In (what is denoted by) Sun, if there be sincerity (in him who employs it), there will be great good fortune:--freedom from error; firmness and correctness that can be maintained; and advantage in every
movement that shall be made. In what shall this (sincerity in the exercise of Sun) be employed? (Even) in sacrifice two baskets of grain, (though there be nothing else), may be presented.
1. The first NINE, undivided, shows its subject suspending his own affairs, and hurrying away (to help the subject of the fourth line). He will commit no error, but let him consider how far he should contribute of what is his (for the other).
2 . The second NINE, undivided, shows that it will be advantageous for its subject to maintain a firm correctness, and that action on his part will be evil. He can give increase (to his correlate) without taking from himself
3. The third SIX, divided, shows how of three men walking together, the number is diminished by one; and how one, walking, finds his friend.
4. The fourth SIX, divided, shows its subject diminishing the ailment under which he labours by making (the subject of the first line) hasten (to his help), and make him glad. There will be no error.
5. The fifth SIX, divided, shows parties adding to (the stores of) its subject ten pairs of tortoise shells, and accepting no refusal. There will be great good fortune.
6. The topmost NINE, undivided, shows its subject giving increase to others without taking from himself. There will be no error. With firm correctness there will be good fortune. There will be advantage in every movement that shall be made. He will find ministers more than can be counted by their clans.
148:XLI The interpretation of this hexagram is encompassed with great difficulties. Sun is the symbol for the idea of diminishing or diminution; and what is said in Appendix I has made it to be accepted as teaching the duty of the subject to take of what is his and contribute to his ruler, or the expenses of the government under which he lives; in other words, readily and cheerfully to pay his taxes. P. Regis says, Sun seu (vectigalis causa) minuere . . . est valde utile;' and Canon McClatchie in translating Appendix I has:--'Diminishing (by taxation for instance) .... is very lucky.' Possibly, king Wăn may have seen in the figures the subject of taxation; but the symbolism of his son takes a much wider range. My own reading of the figure and Text comes near to the view of Khăng-žze, that 'every diminution and repression of what we have in excess to bring it into accordance with right and reason is comprehended under Sun.'
Let there be sincerity in doing this, and it will lead to the happiest results. It will lead to great success in great things; and if the correction, or it may be a contribution towards it, appear to be very small, yet it will be accepted;--as in the most solemn religious service. This is substantially the view of the hexagram approved by the Khang-hsî editors.

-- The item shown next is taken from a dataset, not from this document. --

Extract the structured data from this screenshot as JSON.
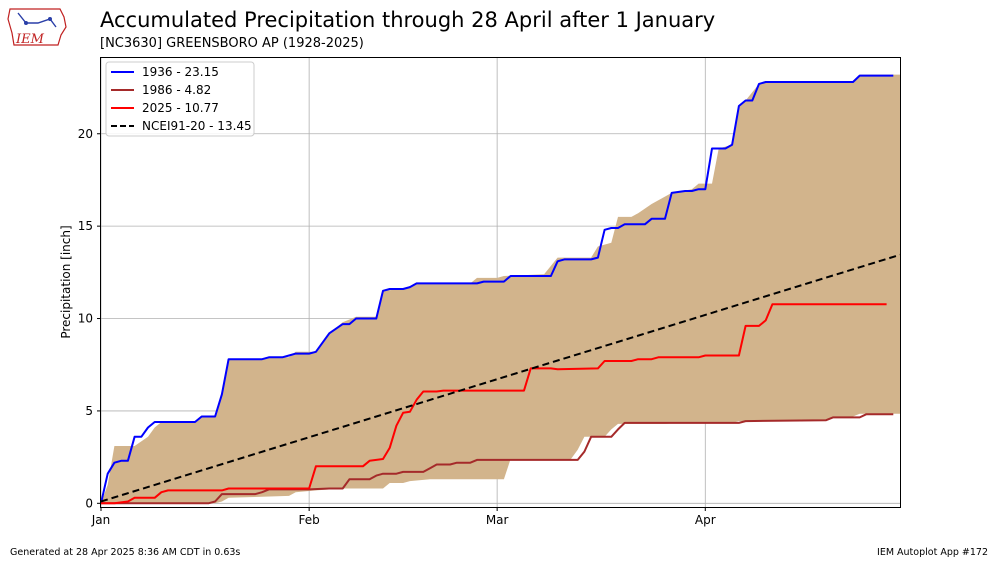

Line 1 is strong, and its correlate in 4 is weak. Its subject will wish to help the subject of 4; but will not leave anything of his own undone in (loin. so. Nor will he diminish of his own for the other without due deliberation.
Line 2 is strong, and in the central place. But it is in the place of a weak line, and its subject should maintain his position without moving to help his correlate in 5. Maintaining his own firm correctness is the best way to help him.
Paragraph 3 is to my mind full of obscurity. Kû Hsî, adopting the view in Appendix I, says that the lower trigram was originally Khien, three undivided lines, like 'three men walking together,' p. 149 and that the third line, taken away and made to be the topmost line, or the third, in what was originally Khwăn, three divided lines, was 'the putting away of one man;' and that then the change of place by 3 and 6, while they continued their proper correlation, was, one going away, and finding his friend. I cannot lay hold of any thread of reason in this.
Line 4 is weak, and in an even place; like an individual ailing and unable to perform his proper work. But the correlate in 1 is strong; and is made to hasten to its relief. The 'joy' of the line shows the desire of its subject to do his part in the work of the hexagram.
Line 5 is the seat of the ruler, who is here humble, and welcomes the assistance of his correlate, the subject of 2. He is a ruler whom all his subjects of ability will rejoice to serve in every possible way; and the result will be great good fortune.
Line 6 has been changed from a weak into a strong line from line 3; has received therefore the greatest increase, and will carry out the idea of the hexagram in the highest degree and style. But he can give increase to others without diminishing his own resources, and of course the benefit he will confer will be incalculable. Ministers will come to serve him; and not one from each clan merely, but many. Such is the substance of what is said on this last paragraph. I confess that I only discern the meaning darkly.